September 2024. Interviews with Francis Bacon by David Sylvester
1975, Flammarion, 255 pages. Written in English, read in French.
Despite his parents’ apparent regard for old British philosophers of the renaissance, Francis Bacon carved out a unique path for himself as a painter with a distinct style — his paintings often appear as if they have started out as standard paintings — self portraits, portraits of friends and historical icons — and have devolved at some point to represent a chamber of hell that offers an echo of something from real life. Ancient and contemporary events led him to create images of crucifictions, portraits encased in glass cages, and various studies of screaming people.
David Sylvester, a renowned art critic and longtime friend of Bacon, compiled this book out nine interviews, chronologically ordered, which have taken place between 1962 and 1986. Some of the interviews were conducted specifically for the book; some have been conducted for other purposes, and have surfaced prior to the book as magazine articles, television programs and movie documentaries. Sylvester is careful to clarify at the beginning and end of the book that, apart of one interview which has been based on the transcript of a documentary filmed for television, none of the interviews were done in one seating, and their content is not even internally ordered in a chronological manner.
Sylvester constructs the interviews, as they appear in the book, as if we drop into a conversation that has already started, and may leave before the conversation ends — Sylvester has arranged for us to appear just at the interesting point. He discusses with Bacon a variety of subjects, ranging from Bacon’s biography and how it affected his painting, to the peculiar techniques he uses and their origins, to his regard to contemporary and old artists, to his non-committed choice of symbols carrying a lot of weight in his paintings. What the construction of the book creates, is a sense of “checking in” with an inspired and inspiring artist, witnessing the evolution of his views through time.
Bacon, as he recounts in the book, was born in Ireland to British parents and has spent his childhood moving in a pendulum-like way between Ireland, England and France.
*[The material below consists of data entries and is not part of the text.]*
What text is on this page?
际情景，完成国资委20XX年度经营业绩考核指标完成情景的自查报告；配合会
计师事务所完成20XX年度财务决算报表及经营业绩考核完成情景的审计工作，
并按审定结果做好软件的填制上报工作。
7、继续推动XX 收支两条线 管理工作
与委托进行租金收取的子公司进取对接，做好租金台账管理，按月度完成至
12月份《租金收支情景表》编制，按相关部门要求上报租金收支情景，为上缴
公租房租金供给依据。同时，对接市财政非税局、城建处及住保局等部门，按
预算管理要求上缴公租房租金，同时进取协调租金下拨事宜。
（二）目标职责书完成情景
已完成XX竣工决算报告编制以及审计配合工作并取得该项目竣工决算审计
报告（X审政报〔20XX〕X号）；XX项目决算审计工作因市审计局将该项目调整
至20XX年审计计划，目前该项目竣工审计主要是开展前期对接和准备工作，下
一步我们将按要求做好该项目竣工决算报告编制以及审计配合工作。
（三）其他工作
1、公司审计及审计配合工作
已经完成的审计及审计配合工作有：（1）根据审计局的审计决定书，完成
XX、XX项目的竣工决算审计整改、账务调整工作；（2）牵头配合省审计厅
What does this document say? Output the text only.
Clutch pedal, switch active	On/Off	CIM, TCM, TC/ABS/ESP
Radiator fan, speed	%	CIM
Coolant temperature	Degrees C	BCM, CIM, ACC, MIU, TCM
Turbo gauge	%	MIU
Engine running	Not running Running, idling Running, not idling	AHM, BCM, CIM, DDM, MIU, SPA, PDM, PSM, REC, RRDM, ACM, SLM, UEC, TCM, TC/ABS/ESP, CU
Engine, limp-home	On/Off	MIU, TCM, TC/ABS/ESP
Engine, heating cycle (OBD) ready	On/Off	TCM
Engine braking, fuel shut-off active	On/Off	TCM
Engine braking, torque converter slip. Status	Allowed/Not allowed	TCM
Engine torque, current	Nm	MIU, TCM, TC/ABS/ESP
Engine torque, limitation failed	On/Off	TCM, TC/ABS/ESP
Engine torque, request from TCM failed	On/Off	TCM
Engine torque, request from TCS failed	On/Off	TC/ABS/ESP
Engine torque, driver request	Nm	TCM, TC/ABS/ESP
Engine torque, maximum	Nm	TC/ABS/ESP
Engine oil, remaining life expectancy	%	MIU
After being discharged from the army and from the defense service during the second world war and working a set of odd jobs, he has moved to Berlin and, in a Picasso exhibition, found his calling.
His art, as he explains his process during the nine interviews, appears to be born in a violent way — grasping and catching, laying traps and extracting, tearing and breaking, are the verbs he chooses to express himself in the responses he quite often gives Sylvester; he also talks about the random nature of his work, about happy accidents and gambles, and about the way an image, especially that of a real person, emerges out of a composition of shapes and colours not set out initially to represent that image. He also talks about his many unorthodox inspirational materials — images of wild animals and wrestling men, medical procedures and old movie scenes, Eichmann and pope Benedict X (or at least a painting of him by Velasquez).
Throughout the book we can find reproductions of his paintaings and reference materials — some in the context of which they are discussed, some — in color — clustered in a dedicated section of the book. After spending some time inside the mind of Francis Bacon the paintaings appear different — their mystery has been resolved, and another layer of mystery has been attached.
The October 2024 selection for the David Bowie Book Club will be The Leopard by Giuseppe Tomasi di Lampedusa.